The European Commission plans to propose anti-dumping and anti-subsidy duties on imports of biodiesel from the United States, sources familiar with the proposal said last month.

In a separate move that is also likely to agitate sensitive transatlantic trade relations, a probe by the EU executive into a U. S. clampdown on European online gambling firms is expected to recommend action at the World Trade Organization, sources familiar with the probe’s findings said.

But the sources said Brussels, which oversees trade policy for the 27-nation bloc, would try to reach agreement with the new U. S. government before taking any case to the global trade watchdog to try to avert a possible trade war with Washington.

The anti-dumping duties on U. S. biodiesel would range from two euros ($2.50) to 19 euros per 100 kg and the anti-subsidy duties from 23 to 26 euros per 100 kg, sources told Reuters.

The commission is due to propose the measures at a meeting on March 3 of EU national trade officials, known as the anti-dumping committee, the sources said.

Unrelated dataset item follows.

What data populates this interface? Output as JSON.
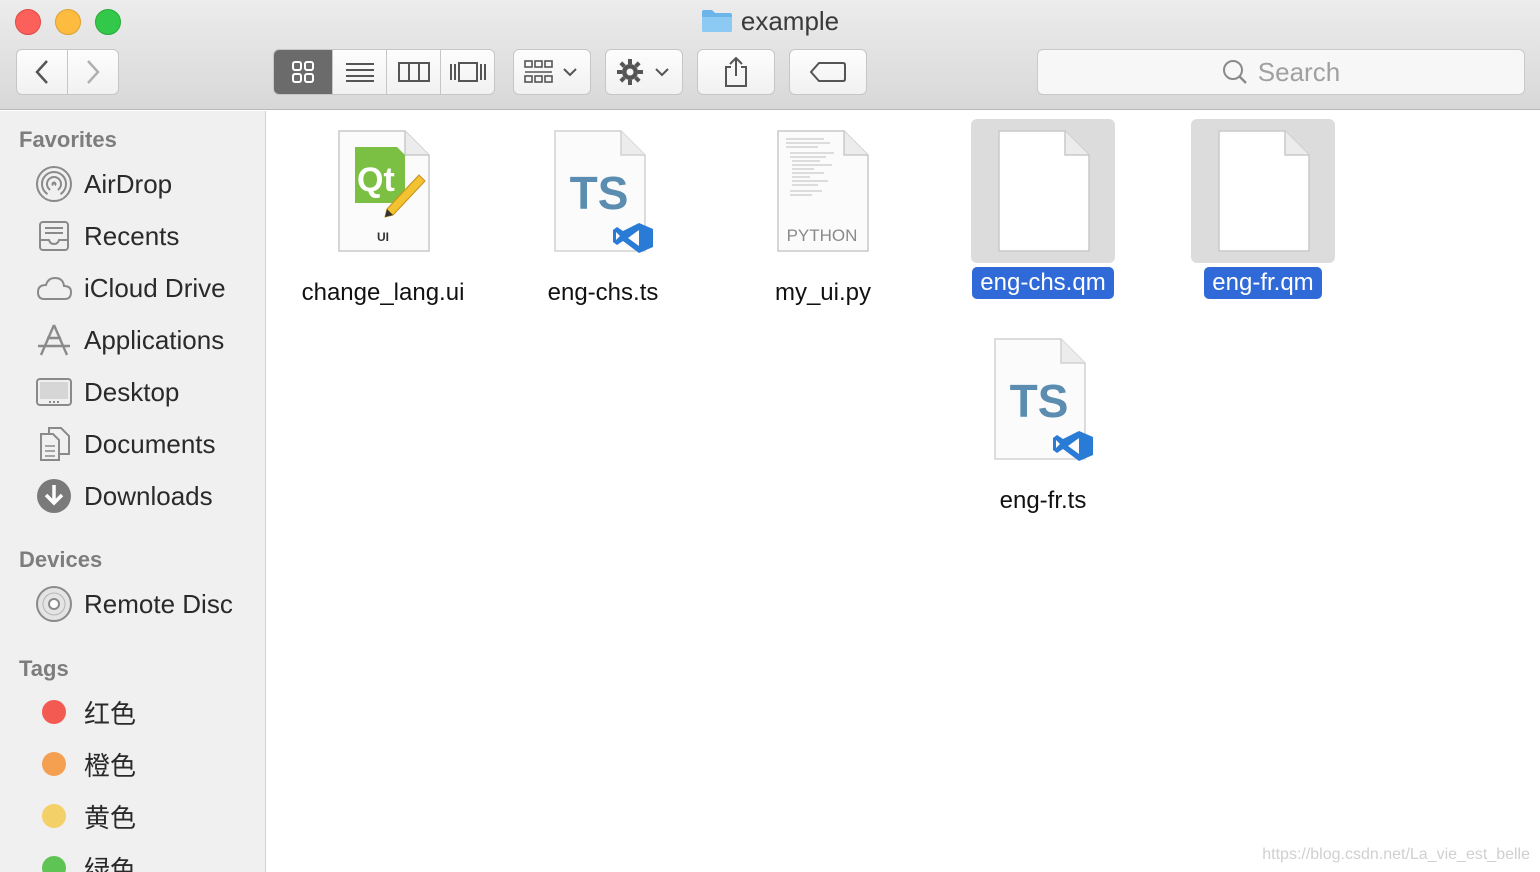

If it is agreed to impose the so-called “provisional measures,” the extra duties will take effect one month later and remain in place for up to six months when the commission must then decide whether to propose “definitive” duties, which normally last for five years.

Definitive duties must be approved by EU governments before coming into force. Diplomats in Brussels said proposing both types of duties was highly unusual.

The provisional duties would make it difficult for U. S. producers to sell biodiesel into the European market, said Manning Feraci of the U. S. National Biodiesel Board.

“It’s a protectionist measure to shield the European industry from our competition,” Feraci said.

But Feraci said it would be hard to demonstrate that U. S. imports have harmed EU producers – a finding needed for the commission to establish definitive duties.

“Many of their companies are doing extremely well,” he said.


Traders said prices for rapeseed oil, the main component for European biodiesel output, rose by five euros a tonne in the Rotterdam/Hamburg market to 605 euros a tonne for May-June delivery after the Reuters story.

“The report caused considerable turbulence in the market today. No one was willing to make sales offers for biodiesel,” a trader at a German biodiesel producer said.

Imports from the United States into Europe are larger than from any other country and increased from about 7,000 tonnes in 2005 to over 1.5 million tonnes last year.

In April last year, EU producers of biodiesel – by far the main biofuel produced in Europe – complained that they were being hammered by U. S. subsidies that they said distorted the growing international trade in plant-based fuels.

They said U. S. subsidies for so-called B99 – biodiesel with small amounts of mineral diesel – distorted trade rules.

EU producers say exporters in the United States are involved in what they describe as “splash and dash” whereby they import cheaper biodiesel from countries such as Brazil and add less than five per cent of U. S. mineral diesel so they can pick up the U. S. subsidy before exporting to Europe.